Cesarina · 25/03/2024 14:52

"ask", as in "it's a big ask". Ask is a bloody verb, not a noun😡

"Woke" - yes, I know it's origins, and I know it can be used as an insult by prejudiced people, but grammatically it's the bloody past tense of "wake".

"Boomer", used as a derisory term to lazily lump together everyone in one demographic who are to blame for every problem affecting younger people.

"So", as used to start sentences when totally unnecessary........eg,"So, I'm just at the bus stop waiting........", etc

Another vote for "hun"🙄

mrstambourinewoman · 25/03/2024 14:52

Poorly

SarahLHs · 25/03/2024 14:53

Discharge 🤢

TheGreenManalishiWithTheTwoProngedCrown · 25/03/2024 14:56

Mellow
Light, meaning "undemanding": light entertainment, light classical music, etc.
Abbreviations that aren't actually abbreviations for the thing they're describing: "PJs", "BBQ", etc.

Cesarina · 25/03/2024 14:56

RenoDakota · 25/03/2024 12:43

Bloods.
People talking about having their bloods taken as though they are some sort of medical professional.
I know, it's just me.

It's not just you!🙂
I always want to ask people how many "bloods" have they got?
Someone has already mentioned "meds" - equally nauseating.
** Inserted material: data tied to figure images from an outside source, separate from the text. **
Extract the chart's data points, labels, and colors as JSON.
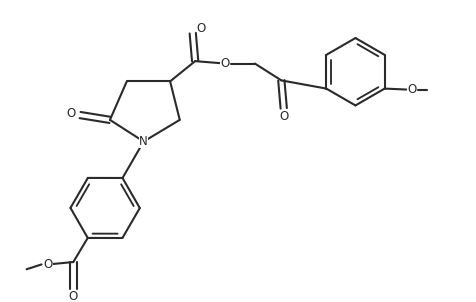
{
  "background_color": "#ffffff",
  "line_color": "#2a2a2a",
  "line_width": 1.5,
  "text_color": "#2a2a2a",
  "font_size": 8.5,
  "figsize": [
    4.76,
    3.02
  ],
  "dpi": 100,
  "xlim": [
    0,
    9.52
  ],
  "ylim": [
    0,
    6.04
  ]
}
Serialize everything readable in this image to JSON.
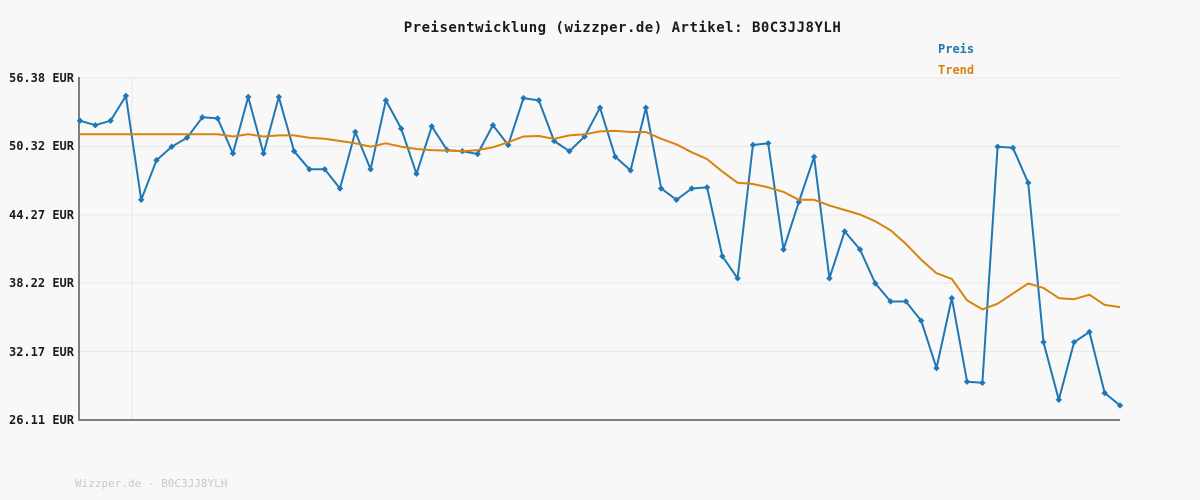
{
  "chart_data": {
    "type": "line",
    "title": "Preisentwicklung (wizzper.de) Artikel: B0C3JJ8YLH",
    "xlabel": "",
    "ylabel": "",
    "x_axis_note": "unlabeled time samples, 69 points",
    "ylim": [
      26.11,
      56.38
    ],
    "yticks": [
      56.38,
      50.32,
      44.27,
      38.22,
      32.17,
      26.11
    ],
    "ytick_labels": [
      "56.38 EUR",
      "50.32 EUR",
      "44.27 EUR",
      "38.22 EUR",
      "32.17 EUR",
      "26.11 EUR"
    ],
    "grid": "horizontal",
    "legend_position": "top-right",
    "series": [
      {
        "name": "Preis",
        "color": "#1f77b4",
        "marker": "diamond",
        "values": [
          52.6,
          52.2,
          52.6,
          54.8,
          45.6,
          49.1,
          50.3,
          51.1,
          52.9,
          52.8,
          49.7,
          54.7,
          49.7,
          54.7,
          49.9,
          48.3,
          48.3,
          46.6,
          51.6,
          48.3,
          54.4,
          51.9,
          47.9,
          52.1,
          50.0,
          49.9,
          49.65,
          52.2,
          50.45,
          54.6,
          54.4,
          50.8,
          49.9,
          51.2,
          53.75,
          49.4,
          48.2,
          53.75,
          46.6,
          45.6,
          46.6,
          46.7,
          40.6,
          38.65,
          50.45,
          50.6,
          41.2,
          45.4,
          49.4,
          38.65,
          42.8,
          41.2,
          38.2,
          36.6,
          36.6,
          34.9,
          30.7,
          36.9,
          29.5,
          29.4,
          50.3,
          50.2,
          47.1,
          33.0,
          27.9,
          33.0,
          33.9,
          28.5,
          27.4
        ]
      },
      {
        "name": "Trend",
        "color": "#d9820f",
        "marker": "none",
        "values": [
          51.4,
          51.4,
          51.4,
          51.4,
          51.4,
          51.4,
          51.4,
          51.4,
          51.4,
          51.4,
          51.2,
          51.4,
          51.2,
          51.3,
          51.3,
          51.1,
          51.0,
          50.8,
          50.6,
          50.3,
          50.6,
          50.3,
          50.1,
          50.0,
          49.95,
          49.9,
          50.0,
          50.25,
          50.7,
          51.2,
          51.25,
          51.0,
          51.3,
          51.4,
          51.65,
          51.7,
          51.6,
          51.6,
          51.0,
          50.5,
          49.8,
          49.2,
          48.1,
          47.1,
          47.0,
          46.7,
          46.3,
          45.6,
          45.6,
          45.1,
          44.7,
          44.3,
          43.7,
          42.9,
          41.7,
          40.3,
          39.1,
          38.6,
          36.7,
          35.9,
          36.4,
          37.3,
          38.2,
          37.8,
          36.9,
          36.8,
          37.2,
          36.3,
          36.1
        ]
      }
    ]
  },
  "footer": {
    "watermark": "Wizzper.de - B0C3JJ8YLH"
  },
  "colors": {
    "background": "#f8f8f8",
    "grid": "#e7e7e7",
    "spine": "#7f7f7f",
    "title_text": "#1a1a1a",
    "tick_text": "#1c1c1c",
    "watermark_text": "#c8c8c8",
    "preis_blue": "#1f77b4",
    "trend_orange": "#d9820f"
  }
}
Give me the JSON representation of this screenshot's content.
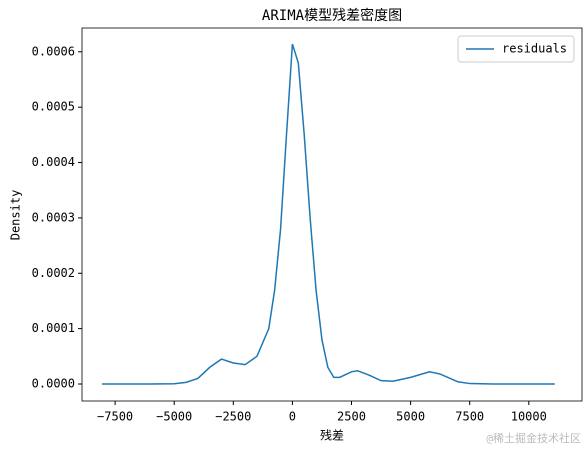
{
  "chart_data": {
    "type": "line",
    "title": "ARIMA模型残差密度图",
    "xlabel": "残差",
    "ylabel": "Density",
    "x": [
      -8050,
      -6000,
      -5000,
      -4500,
      -4000,
      -3500,
      -3000,
      -2500,
      -2000,
      -1500,
      -1000,
      -750,
      -500,
      -250,
      0,
      250,
      500,
      750,
      1000,
      1250,
      1500,
      1750,
      2000,
      2500,
      2750,
      3250,
      3750,
      4250,
      5000,
      5800,
      6250,
      7000,
      7500,
      8500,
      11100
    ],
    "series": [
      {
        "name": "residuals",
        "color": "#1f77b4",
        "values": [
          0,
          0,
          5e-07,
          3e-06,
          1e-05,
          3e-05,
          4.5e-05,
          3.8e-05,
          3.5e-05,
          5e-05,
          0.0001,
          0.00017,
          0.00028,
          0.00045,
          0.000614,
          0.00058,
          0.00045,
          0.0003,
          0.00017,
          8e-05,
          3e-05,
          1.2e-05,
          1.2e-05,
          2.2e-05,
          2.4e-05,
          1.6e-05,
          6e-06,
          5e-06,
          1.2e-05,
          2.2e-05,
          1.8e-05,
          4e-06,
          8e-07,
          0,
          0
        ]
      }
    ],
    "xlim": [
      -8900,
      12250
    ],
    "ylim": [
      -3.07e-05,
      0.000643
    ],
    "xticks": [
      {
        "value": -7500,
        "label": "−7500"
      },
      {
        "value": -5000,
        "label": "−5000"
      },
      {
        "value": -2500,
        "label": "−2500"
      },
      0,
      2500,
      5000,
      7500,
      10000
    ],
    "yticks": [
      {
        "value": 0,
        "label": "0.0000"
      },
      {
        "value": 0.0001,
        "label": "0.0001"
      },
      {
        "value": 0.0002,
        "label": "0.0002"
      },
      {
        "value": 0.0003,
        "label": "0.0003"
      },
      {
        "value": 0.0004,
        "label": "0.0004"
      },
      {
        "value": 0.0005,
        "label": "0.0005"
      },
      {
        "value": 0.0006,
        "label": "0.0006"
      }
    ],
    "legend": "upper right",
    "watermark": "@稀土掘金技术社区"
  }
}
TheGreenManalishiWithTheTwoProngedCrown · 25/03/2024 14:57

Toilet any way

What's wrong with saying toilet if you're talking about a toilet?

Cesarina · 25/03/2024 15:00

"Bro" 🤢

Hermoinestrousers · 25/03/2024 15:11

My husband uses the phrase 'snarled up' when talking about traffic and it makes me gag. He now likes to say it as much as possible as he knows it gets to me.
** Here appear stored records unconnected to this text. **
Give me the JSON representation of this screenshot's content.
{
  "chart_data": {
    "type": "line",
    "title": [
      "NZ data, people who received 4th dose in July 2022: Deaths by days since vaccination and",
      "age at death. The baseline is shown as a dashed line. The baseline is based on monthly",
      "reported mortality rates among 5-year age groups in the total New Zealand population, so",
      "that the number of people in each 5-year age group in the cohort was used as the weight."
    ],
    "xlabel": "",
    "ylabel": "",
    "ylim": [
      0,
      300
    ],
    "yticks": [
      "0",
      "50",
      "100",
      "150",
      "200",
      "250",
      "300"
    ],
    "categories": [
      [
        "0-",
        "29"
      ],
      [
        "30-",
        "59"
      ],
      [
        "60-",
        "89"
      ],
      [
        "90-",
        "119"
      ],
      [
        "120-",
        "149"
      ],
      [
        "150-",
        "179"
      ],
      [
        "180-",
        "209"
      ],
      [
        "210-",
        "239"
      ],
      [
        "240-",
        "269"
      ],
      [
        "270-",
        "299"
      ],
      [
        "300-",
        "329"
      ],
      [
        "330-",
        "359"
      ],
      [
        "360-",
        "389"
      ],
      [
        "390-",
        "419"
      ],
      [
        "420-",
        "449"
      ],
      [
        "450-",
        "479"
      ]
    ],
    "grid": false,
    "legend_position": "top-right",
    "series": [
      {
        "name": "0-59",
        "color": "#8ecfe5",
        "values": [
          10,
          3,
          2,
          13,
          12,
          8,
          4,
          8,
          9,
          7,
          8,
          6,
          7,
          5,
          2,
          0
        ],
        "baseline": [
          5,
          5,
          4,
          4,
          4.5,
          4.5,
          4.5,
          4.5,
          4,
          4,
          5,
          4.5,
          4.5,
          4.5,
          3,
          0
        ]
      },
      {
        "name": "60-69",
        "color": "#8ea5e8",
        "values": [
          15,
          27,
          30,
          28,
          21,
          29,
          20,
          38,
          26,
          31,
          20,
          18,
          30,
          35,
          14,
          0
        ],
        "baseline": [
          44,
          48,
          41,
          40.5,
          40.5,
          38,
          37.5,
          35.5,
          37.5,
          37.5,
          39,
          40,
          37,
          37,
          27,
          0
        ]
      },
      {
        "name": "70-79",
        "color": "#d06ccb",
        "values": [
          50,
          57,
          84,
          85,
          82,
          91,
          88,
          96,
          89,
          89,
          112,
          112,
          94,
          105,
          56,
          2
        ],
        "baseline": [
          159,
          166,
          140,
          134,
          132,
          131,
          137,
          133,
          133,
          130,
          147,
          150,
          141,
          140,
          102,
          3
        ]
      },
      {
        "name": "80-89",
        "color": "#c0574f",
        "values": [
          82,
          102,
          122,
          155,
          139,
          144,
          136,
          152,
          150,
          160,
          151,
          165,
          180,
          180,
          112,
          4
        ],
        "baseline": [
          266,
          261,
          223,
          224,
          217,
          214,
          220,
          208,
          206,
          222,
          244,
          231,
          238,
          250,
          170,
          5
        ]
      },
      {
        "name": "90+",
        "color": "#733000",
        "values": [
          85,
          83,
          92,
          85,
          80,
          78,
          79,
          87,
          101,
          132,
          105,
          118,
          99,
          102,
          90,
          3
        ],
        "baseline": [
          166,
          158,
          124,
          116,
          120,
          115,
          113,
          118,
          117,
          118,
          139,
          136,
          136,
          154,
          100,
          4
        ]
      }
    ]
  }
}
Panties and moist are standard grim ones.

Fart. We never use that word, it's like a swear word in our house (despite the fact my husband is like a bloody trumpet 24/7)

My mum is in her 70's and uses the word jizz when referring to something like a bit of wet food dried on your top. It makes me want to crawl away and wash my ears out.

FatOaf · 25/03/2024 15:18

My mum is in her 70's and uses the word jizz when referring to something like a bit of wet food dried on your top.

That word used to be jism (well, the noun did; I guess jizz was the corresponding verb), but people are too lazy to use two-syllable words. I always have to stifle a chuckle when I meet anyone called Chisholm.

Tarmacadamia · 25/03/2024 15:23

Moreish
Foodie

Words that are just noises really like nom, meh - sets my teeth on edge when I see them written down

Nouns used as verbs eg to medal, to podium wtaf these are not verbs!!
...and breathe

Moidershewrote · 25/03/2024 15:24

When people say ‘at the minute..’. It irrationally enraged me.

Also can’t stand:
Jammies
Haunches (as in crouching)
Liveried

augustusglupe · 25/03/2024 15:54

Most mentioned. Also, don’t care if I never hear
Iconic
Blessed
or
Wholesome, ever again.

sassygirlx · 25/03/2024 15:55

Hun
Awesome

DrJoanAllenby · 25/03/2024 15:58

Mansplaining and manspreading - nasty and hateful words.